The CPI (Maoist) leadership has of late effected a radical structural change in the outfit by drafting more and more women cadre in combat roles besides ensuring their fast rise in the rebel hierarchy, intelligence sources said on Monday.
The sea change in the organisational structure has been brought on strategic point of view to transform it from a male-dominated outfit to women-centric one, a senior police officer quoting intelligence reports told this newspaper here. “In 2008, Maoists’ top hierarchy comprised barely 25 per cent women. The women representation in Maoist top hierarchy has now grown by leap and bounds to a staggering 60 per cent.
This clearly indicates that the CPI (Maoist) is heading towards a women-dominated radical force in coming days”, the police officer said requesting anonymity.
Intelligence reports have revealed that the trend of male Maoists leading combat units has been reversed of late with women leaders currently heading several platoons and companies of People’s Liberation Guerrilla Army (PLGA) as wells as many area committees and divisional committees of CPI (Maoist).

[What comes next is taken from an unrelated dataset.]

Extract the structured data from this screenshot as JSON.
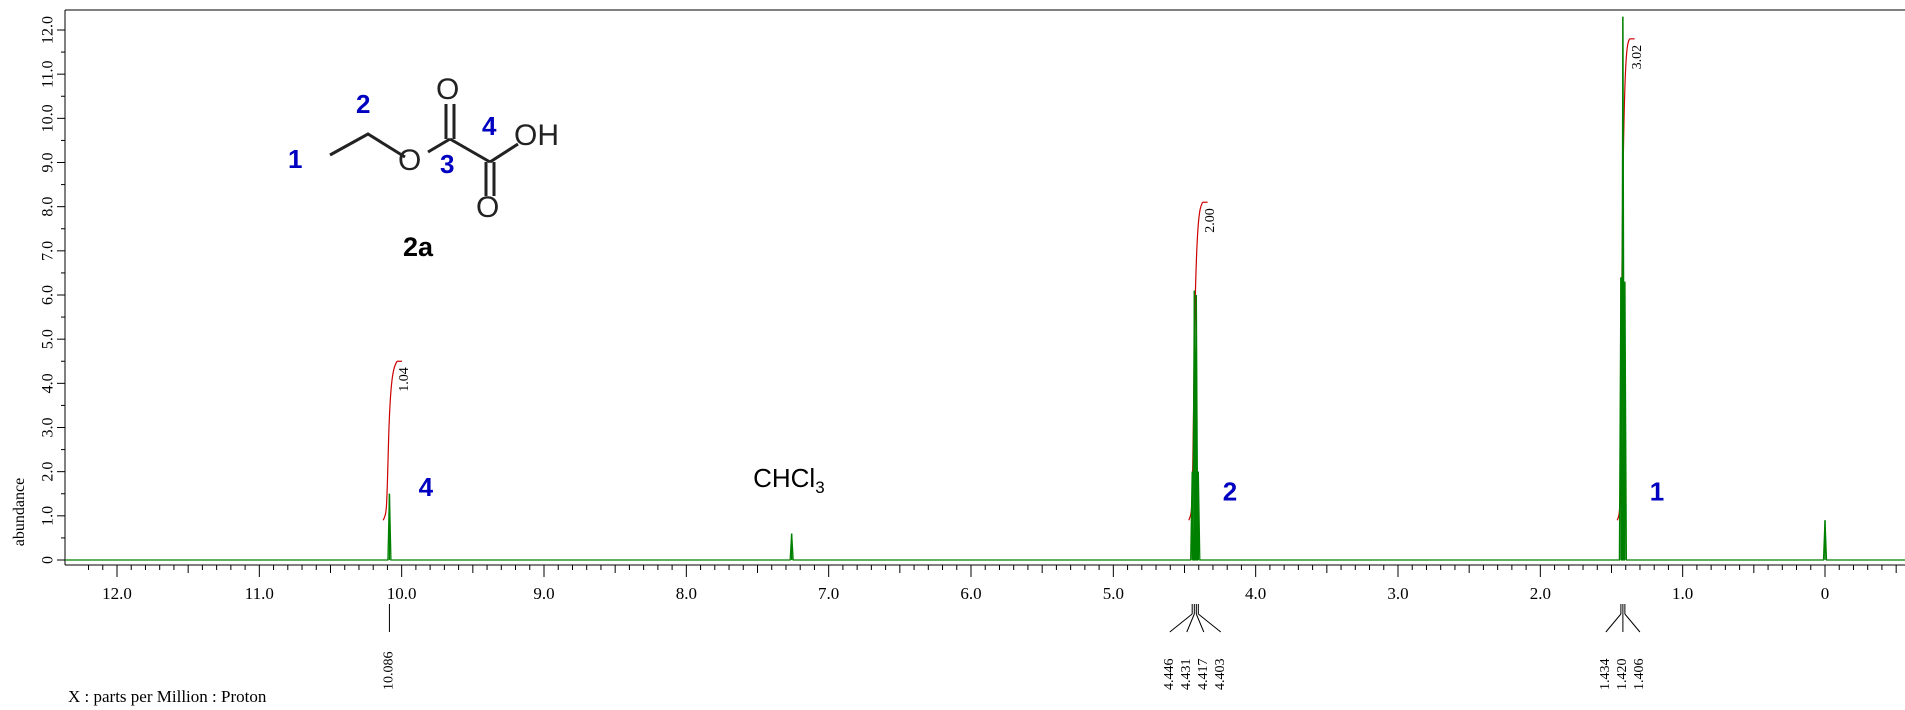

The recent appointments Sujata as head of Dandakaranya state military committee, Niti as head of South Bastar divisional committee and Madhavi as West Bastar divisional committee are a case in point.
“Earlier, women cadres’ roles used to be confined to assist their male counterparts in their respective units. Now, the female cadres have been drafted in combat roles.
Last year’s Naxal ambush on Congress convoy at Jiram Ghati in Chhattisgarh’s Bastar district in which 27 Congressmen were killed was a testimony to it. Women rebels were found to have been outnumbered male rebels in the combat group”, he added.
Women cadres have also been given significant places in lower rung positions.